User experience (UX) research is the unsung hero of your favorite apps. A world leader in research-based UX consulting, Nielsen Norman Group has researched and documented the effectiveness of many user experience techniques. We apply their forward-thinking UX methodologies to pitch decks we build for our clients.
VCs only spend about three minutes reading your pitch deck before a meeting. People can only keep seven things (plus or minus two) in their working memory. You have limited time and space to make your point, so raise the bar with respect to what information makes the cut.
Key considerations to keep in mind through the body of your pitch deck include:
- Reduce the hard work for consuming key information (Rate of Gain)
- Don’t over-burden the reader with information (Cognitive Load)
- Be as succinct with your messaging as possible (“BLUF”)
- Organize information for max understanding (Progressive Disclosure)
- Give the deck some design basics for strong ethos (Halo Effect)
Let’s look at each of those considerations more closely:
Rate of Gain
The Rate of Gain is a measurement used in user experience to measure ease of use and value to users. It’s calculated by dividing the value a reader gets from new information by how much work the user needs to do to get it.
In the case of your pitch deck, the user is an investor, partner, or customer, and Rate of Gain measures how valuable the information on each page is divided by how many words are on the page. This would mean that a good slide would have the most valuable information possible in the least amount of words.
One of our partners hired a highly coveted speechwriter for a Series B raise and the main piece of advice they shared — delete more words.
It’s well documented that there are limitations to one’s ability to remember things while doing a task, aka working memory. People have a very finite working memory to consume the content of your pitch. This is why you should use techniques to be as succinct as possible to convey the most value.
A reader may naturally try and determine what information they need to know in order to preserve their working memory. This means giving the reader the ability to triage a page to decide whether or not they need all of the information is a good technique for keeping a user’s memory free to remember the main points.
This really forces you to boil down the words on a page to the point where you keep track of the cost and benefit of each word. Each additional word adds additional cost to the reader to try and understand.
Bottom Line Up Front (“BLUF”)
There is a concept in journalism called the Bottom Line Up Front, you can also think of this as TL;DR (Too Long; Didn’t Read). It’s the same reason that we put an abstract at the beginning of a research paper, or an executive summary at the beginning of a business plan. Respect the reader’s time and tell them the main point up-front so they can triage the page and decide if they need to look at the details or not.
If you use a “headline” based approach you will allow readers to skim the page and decide if it’s something that they think they need to invest the effort to further investigate. If the reader avoids taking in more information than they need, they can arrive at the end of the deck quickly having only read the information they cared about. This will reduce frustration and increase retention and overall satisfaction.
The concept of progressive disclosure in apps defers advanced or rarely used features to a secondary screen, making the learning process easier and less error-prone.
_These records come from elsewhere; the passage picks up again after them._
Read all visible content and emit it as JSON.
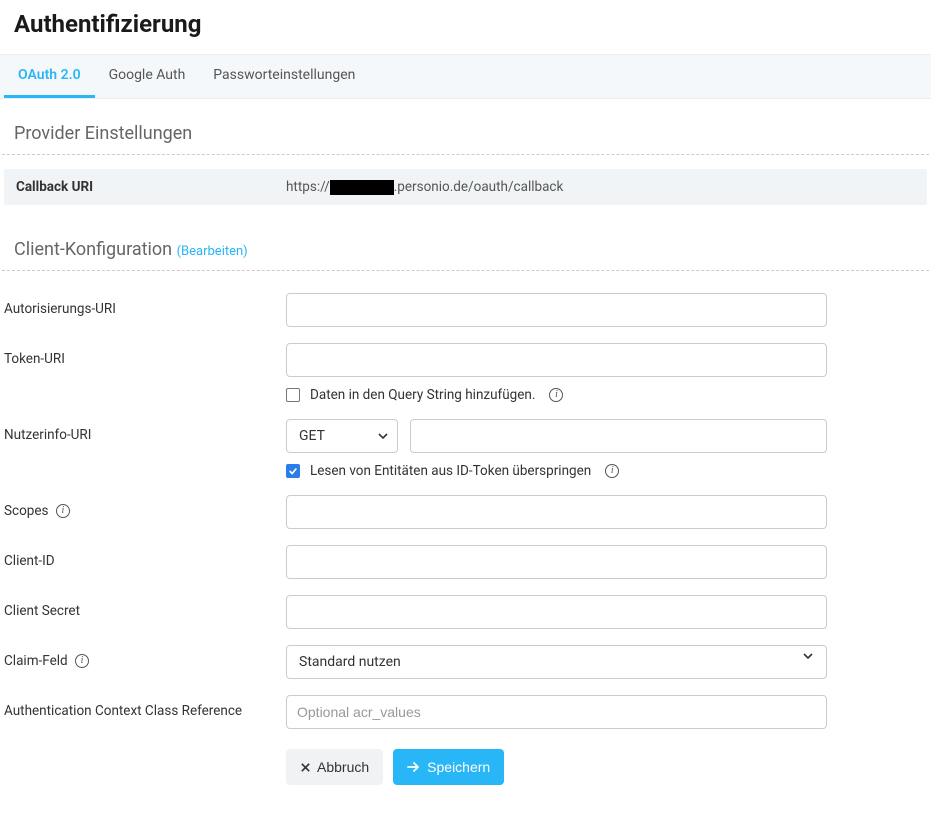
{
  "page_title": "Authentifizierung",
  "tabs": [
    {
      "label": "OAuth 2.0",
      "active": true
    },
    {
      "label": "Google Auth",
      "active": false
    },
    {
      "label": "Passworteinstellungen",
      "active": false
    }
  ],
  "provider_section": {
    "heading": "Provider Einstellungen",
    "callback_label": "Callback URI",
    "callback_prefix": "https://",
    "callback_suffix": ".personio.de/oauth/callback"
  },
  "client_section": {
    "heading": "Client-Konfiguration",
    "edit_text": "(Bearbeiten)"
  },
  "fields": {
    "auth_uri_label": "Autorisierungs-URI",
    "auth_uri_value": "",
    "token_uri_label": "Token-URI",
    "token_uri_value": "",
    "query_string_checkbox_label": "Daten in den Query String hinzufügen.",
    "query_string_checked": false,
    "userinfo_uri_label": "Nutzerinfo-URI",
    "userinfo_method": "GET",
    "userinfo_uri_value": "",
    "skip_id_token_label": "Lesen von Entitäten aus ID-Token überspringen",
    "skip_id_token_checked": true,
    "scopes_label": "Scopes",
    "scopes_value": "",
    "client_id_label": "Client-ID",
    "client_id_value": "",
    "client_secret_label": "Client Secret",
    "client_secret_value": "",
    "claim_field_label": "Claim-Feld",
    "claim_field_selected": "Standard nutzen",
    "acr_label": "Authentication Context Class Reference",
    "acr_placeholder": "Optional acr_values",
    "acr_value": ""
  },
  "buttons": {
    "cancel": "Abbruch",
    "save": "Speichern"
  }
}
For applications, this means showing the most important features front-and-center and leaving the seldom used, or less important features to be shown later or at the user’s request. This removes the added complexity of needing to understand more features than may be necessary.
Take Google for example. The home page is literally just a search box, and the ability to search (or click I’m Feeling Lucky like I always do).
Now you’ve given the user the option, should they want more information, to go find it. In deck-writing, progressive disclosure serves two ends: keeping the deck clean and succinct, but also allowing the user ready access to any information they would need — perhaps even in an appendix.
The halo effect is a phenomenon that causes people to be biased in their judgments by transferring their feelings about one attribute of something to other, unrelated, attributes. In the case of decks, the overall aesthetic and cleanliness of the deck will set a sense of sophistication to your reader. The easiest way to create this is to be concise; use abundant white space and be consistent throughout.
- Consistent margins (white space is your friend)
- Consistent use of font sizes (we use 32pt and 18pt fonts for everything)
- Consistent messaging (Whatever you call it, call it that every time)
Pulling It All Together
The slide design below does a good job of implementing the UX techniques we just covered.
- Rate of Gain: With only two to three lines (tops!) for the main message, the value of the information is high, and the workload to obtain it is low.
- Cognitive Load: By using the headline approach, we allow readers to triage whether supporting information below the headline is worth further investigation.
- Progressive Design: By including the path to more information, you let users know that there is a way to learn more. In doing this you also free their minds to focus on the slide at hand.
Fundraising is always hard. Fundraising in the current climate is harder. There has never been a better time to make sure your company can stand out, effectively deliver its message, and spark the interest of investors who will be more selective than ever before. Use the Sequoia Pitch Deck Template and our techniques outlined here to make it easy for them to understand what you do and why your company deserves to be at the top of the stack.